The study of the past enables us to understand the present and shape the future. While the events of the past do not change, our understanding and interpretation of them have changed over the years and will continue to do so.
Kindness: Understanding the experiences of individuals and groups in the past helps develop empathy for those whose experiences we don’t share. Learning about people’s different beliefs and ideas in the past, and the reasons for them, we encourage children to respect others now and in the future.
Growth: History is not an easy subject! There is so much to learn, remember and understand. It is important to be resilient and know that their understanding of how events are linked over time will increase as they go through primary and secondary school. We have high standards of how the subject is taught and the work the children produce.
Integrity: Understanding the causes and consequences of people’s actions in the past helps us understand the responsibility we all have for our actions and what we say.
History is taught weekly in half-term blocks by the class teacher.
Our skills progression document shows how we cover the National Curriculum for Key Stage 2 at St John’s.
The British history content of the KS2 curriculum is taught in chronological order.
Our History Subject Overview shows the enquiry question for each topic. The enquiry question provides a focus for the substantive knowledge that will be taught in each topic. Each enquiry question focuses on a different area of disciplinary knowledge: causation; continuity & change; similarity & difference; interpretations; and significance. From Year 3 to Year 6, children will encounter all of these historical concepts two or three times.
Key vocabulary (largely tier 2 vocabulary) is central to the teaching of History and should be explicitly taught and revisited. The overview enables teachers to see what vocabulary has been taught in previous years and which will be revisited in each topic, so that their lessons build on prior learning.
Each topic has a topic overview and topic vocabulary document to support teachers. The topic vocabulary document provides definitions to ensure consistency across year groups.
Planning for each topic has either been written with or by the subject lead using a range of resources (Historical Association, BBC Bitesize, British Museum, English Heritage, for example), or uses high quality planning from PlanBee, adapted to ensure that key vocabulary is taught and the enquiry question is addressed.
Each topic begins with a timeline.
Retrieval starters are embedded in our planning to ensure that key knowledge and understanding is remembered and built on over time.
The subject is brought to life through the loan of discovery boxes, workshops (e.g. Crew), visits/virtual visits to museums (e.g. the British Museum) and topic days.

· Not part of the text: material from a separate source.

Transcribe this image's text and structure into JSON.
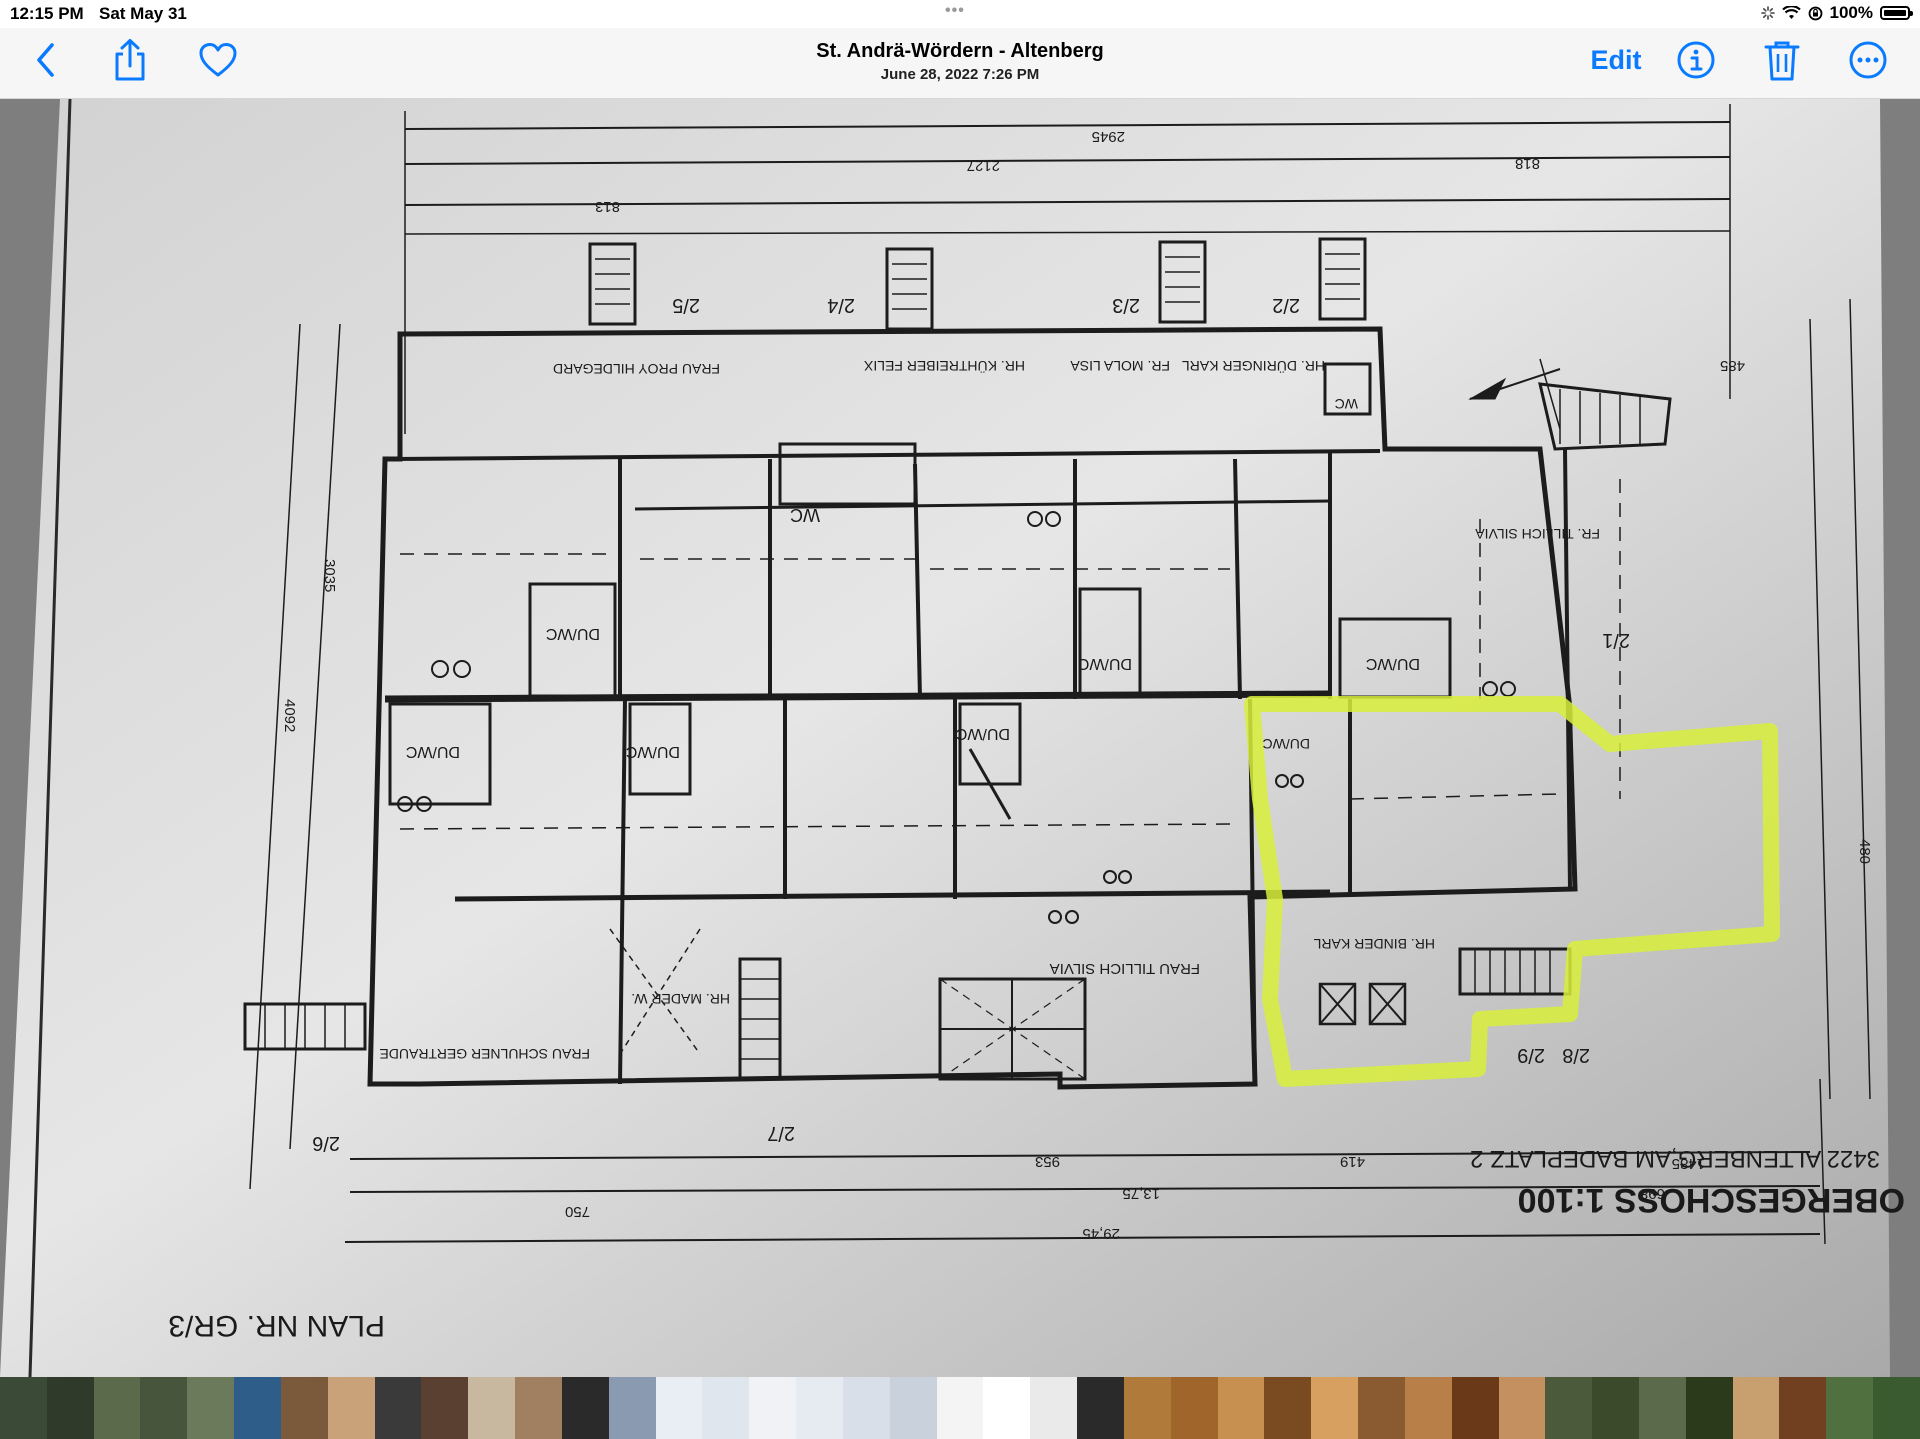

How we know we are doing it well:
Retrieval starters provide the opportunity to revisit prior learning and address misconceptions
An assessment grid for each topic enables children to answer the enquiry question at the end of the topic, following a whole class discussion.
The Subject leader monitors teaching & learning through book looks, learning walks and by monitoring year groups’ planning documents to ensure the progression of skills is taking place and that other identified priorities are being addressed (for instance diversity).
The subject leader attends network meetings to ensure they are up to date with best practice and proactively leads training for teachers, following monitoring, to ensure the subject knowledge and pedagogy of all teachers is strong.